Noble’s Relisting Plans Face a Hurdle
Singapore authorities have decided to block a restructuring plan of Noble Group Limited (NGL) by not allowing the commodity trader to transfer its listing status to New Noble.
This was announced in a joint statement issued by the Monetary Authority of Singapore (MAS), Singapore Police Force and Singapore Exchange Regulation (SGX Regco).
As explained, the decision follows “a careful review” of the findings to-date from the ongoing investigations into NGL and Noble Resources International (NRI) by MAS, the Commercial Affairs Department (CAD) of the Singapore Police Force, and the Accounting and Corporate Regulatory Authority (ACRA).

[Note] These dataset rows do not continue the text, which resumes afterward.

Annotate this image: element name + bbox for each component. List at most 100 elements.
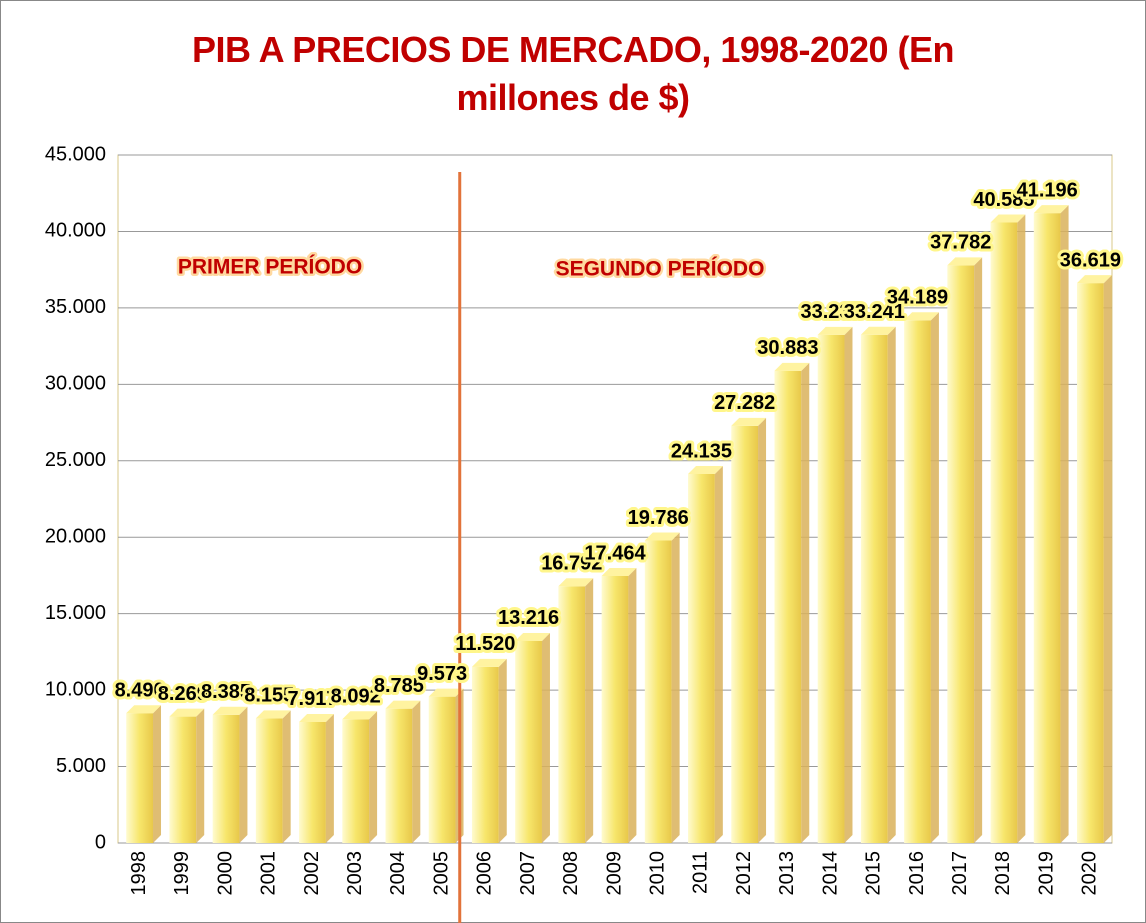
bar-top: [126, 705, 162, 714]
bar: [904, 320, 931, 843]
bar-side: [412, 700, 421, 843]
data-label: 41.196: [1017, 179, 1078, 201]
data-label: 17.464: [584, 542, 646, 564]
bar-top: [212, 706, 248, 715]
bar: [471, 666, 499, 843]
x-tick-label: 2001: [258, 851, 280, 896]
y-tick-label: 40.000: [45, 220, 106, 242]
x-tick-label: 2009: [603, 851, 625, 896]
bar: [169, 716, 197, 843]
bar-side: [1060, 205, 1069, 843]
bar-top: [1033, 205, 1069, 214]
data-label: 40.585: [973, 189, 1034, 211]
bar-top: [385, 700, 421, 709]
x-tick-label: 2016: [906, 851, 928, 896]
bar-top: [558, 578, 594, 587]
bar-side: [628, 567, 637, 843]
bar: [126, 713, 154, 843]
x-tick-label: 2019: [1035, 851, 1057, 896]
bar: [1033, 213, 1061, 843]
bar: [644, 540, 672, 843]
data-label: 8.785: [374, 675, 424, 697]
bar: [255, 718, 283, 843]
bar-side: [153, 705, 162, 843]
bar-side: [714, 466, 723, 843]
x-tick-label: 2000: [214, 851, 236, 896]
data-label: 13.216: [498, 607, 559, 629]
bar-top: [817, 326, 853, 335]
x-tick-label: 2008: [560, 851, 582, 896]
bar-side: [239, 706, 248, 843]
bar-top: [688, 466, 723, 475]
bar-top: [990, 214, 1026, 223]
x-tick-label: 1998: [128, 851, 150, 896]
bar: [774, 370, 802, 843]
bar-side: [196, 708, 205, 843]
bar-side: [844, 326, 853, 843]
y-tick-label: 15.000: [45, 602, 106, 624]
data-label: 24.135: [671, 440, 732, 462]
bar-side: [541, 632, 550, 843]
x-tick-label: 2018: [992, 851, 1014, 896]
data-label: 8.155: [244, 685, 294, 707]
x-tick-label: 2005: [430, 851, 452, 896]
bar-side: [585, 578, 594, 843]
bar-top: [904, 312, 939, 321]
chart-title: PIB A PRECIOS DE MERCADO, 1998-2020 (En …: [191, 29, 955, 118]
bar: [428, 696, 456, 843]
data-label: 8.385: [201, 681, 251, 703]
bar: [212, 714, 240, 843]
y-tick-label: 35.000: [45, 296, 106, 318]
annotation: PRIMER PERÍODO: [178, 256, 362, 279]
bar-top: [255, 710, 291, 719]
x-tick-label: 1999: [171, 851, 193, 896]
bar-top: [342, 711, 378, 720]
y-tick-label: 5.000: [56, 755, 106, 777]
x-tick-label: 2017: [949, 851, 971, 896]
bar-top: [601, 567, 637, 576]
bar: [688, 474, 715, 843]
bar-side: [887, 326, 896, 843]
bar-top: [299, 713, 334, 722]
x-tick-label: 2011: [690, 851, 712, 894]
bar-top: [1076, 275, 1112, 284]
bar-side: [671, 532, 680, 843]
y-tick-label: 10.000: [45, 678, 106, 700]
data-label: 33.237: [801, 301, 862, 323]
x-tick-label: 2004: [387, 851, 409, 896]
bar-top: [731, 417, 767, 426]
data-label: 34.189: [887, 287, 948, 309]
bar: [385, 708, 413, 843]
bar-top: [947, 257, 983, 266]
data-label: 37.782: [930, 232, 991, 254]
bar-top: [428, 688, 464, 697]
bar-top: [644, 532, 680, 541]
bar: [817, 334, 845, 843]
data-label: 11.520: [455, 633, 515, 655]
bar-top: [774, 362, 810, 371]
data-label: 8.490: [115, 679, 165, 701]
bar-side: [282, 710, 291, 843]
y-tick-label: 20.000: [45, 526, 106, 548]
x-tick-label: 2013: [776, 851, 798, 896]
data-label: 27.282: [714, 392, 775, 414]
bar: [299, 721, 326, 843]
x-tick-label: 2014: [819, 851, 841, 896]
data-label: 36.619: [1060, 249, 1121, 271]
bar: [990, 222, 1018, 844]
annotation: SEGUNDO PERÍODO: [556, 258, 765, 281]
x-tick-label: 2020: [1079, 851, 1101, 896]
bar-top: [860, 326, 896, 335]
data-label: 8.092: [331, 686, 381, 708]
x-tick-label: 2010: [646, 851, 668, 896]
bar: [342, 719, 370, 843]
y-tick-label: 30.000: [45, 373, 106, 395]
bar-top: [515, 632, 550, 641]
bar-side: [974, 257, 983, 843]
bar: [601, 575, 629, 843]
y-tick-label: 45.000: [45, 143, 106, 165]
bar: [860, 334, 888, 843]
y-tick-label: 25.000: [45, 449, 106, 471]
x-tick-label: 2003: [344, 851, 366, 896]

“MAS and SGX RegCo have concluded that there are significant uncertainties about the financial position of New Noble,” the parties said.
“It would be imprudent to allow the re-listing as investors will not be able to trade in New Noble’s shares on an informed basis,” they pointed out.
Reacting on the above decision, NGL said it “intends to stake steps to preserve value for stakeholders, including through implementation of the restructuring by an alternative process.”
Noble, once the biggest Asian commodity company, has seen its stock price fall since 2015 after Iceberg Research started questioning Noble’s accounts. Noble was accused of fraudulent behavior as it allegedly overvalued its assets and underreported debt. In order to ensure its survival, Noble has been disposing of its assets and reducing its workforce.
Last month, Singapore authorities said they were investigating suspected false and misleading statements and breaches of disclosure requirements under the Securities and Futures Act by Noble.
What is more, the authorities also investigated potential non-compliance with accounting standards by Noble’s subsidiary NRI.
On December 6, the authorities said they have been carefully reviewing since 2015 the allegations raised by various parties against NGL and following up on information and leads provided.
Notwithstanding the clean audit opinions issued by NGL’s statutory auditors for financial years 2014, 2015 and 2016, the authorities continued to gather and review information. This included information relating to the substantial write-downs that were announced by NGL in late 2017 and early 2018.
The review of this and other information provided the basis for authorities to commence overt investigations into potential breaches of Singapore’s laws, according to the authorities.